With her dark hair taken back in a braid and her trademark velvet choker that matched whatever suit she wore, the petite, charismatic leader shook the world with her seemingly simple cures for the destructive practices practiced by religious and political systems. In fact, once she’d been ridiculed by her official opposition for claiming that the spirit of the Olympics had turned into nothing but another exuberant fiscal generator.

She insisted that it should have been employed for the same reasons it was begotten — peaceful competition by which the winner is determined without casualties. “Why can we not go to war on a chess board, or on a tennis court? Even an arm wrestling match between two countries could determine which gets their way, for goodness sake! It’s the very same idea, only without the billions spent on military material or the countless lives destroyed by casualties between foot soldiers who have nothing to do with the proximal cause. These people kill each other, having no reason other than orders to do so! If you, my friends, cannot walk up to someone in the street and shoot them in the head without regret or psychological trauma,” she asked from her podium in the city of Minsk a while ago, “why do you force your children and siblings and spouses to do it by voting for these old-fashioned tyrants that perpetuate this atrocity? Why?”

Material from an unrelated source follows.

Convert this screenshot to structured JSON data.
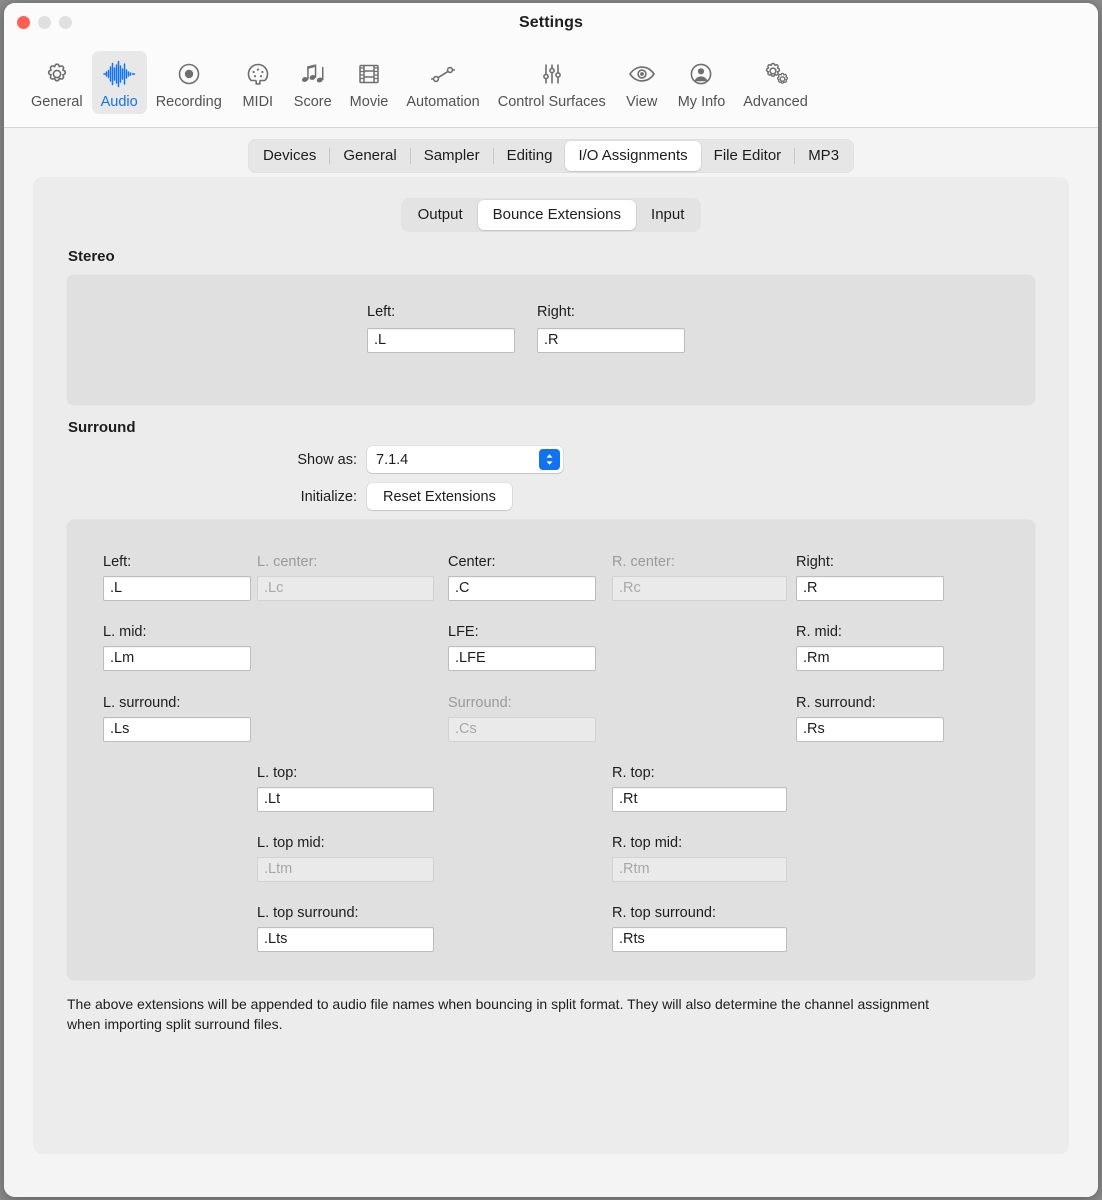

Margaret did not care if the new unions were criticized for what the opposition campaigns called the advent of feminist rule or the insidious coup by agents of the Anti-Christ. She would support any ruler who stood against the senseless mass murder of our own human race in the name of power, greed and corruption. In essence, Margaret Crosby supported Sloane because the world was less heavy since she’d come to power. Dark veils that had covered age-old feuds were now addressed outright, allowing a channel of communication between begrudged countries.If it were up to me, the dangerous and immoral constraints of religion would be relieved of their hypocrisy, and dogmas of terror and subjugation would be abolished. Individualism is pivotal in this new world. Uniformity is for formal attire. Rules are for scientific principles. Freedom is about the individual, about respect and personal discipline. These will enrich each one of us in mind and body and allow us to be more productive, to be better at the things we pursue. And as we get better at what we do, we will learn humility. From humility comes amity.

Marta Sloane’s speech played on Margaret’s office computer while she looked up the last number she’d for Sam Cleave. She was excited to speak to him again after all this time, and could not help but cackle a little as she dialed his number. As the tone clicked into the first ring, Margaret was distracted by the bobbing frame of a male colleague just outside her window wall. He was waving wildly to get her attention, pointing to his watch and the flat screen of her computer.

“What the hell are you on about?” she said, hoping his aptitude for lip reading surpassed his hand signal skills. “I’m on the phone!”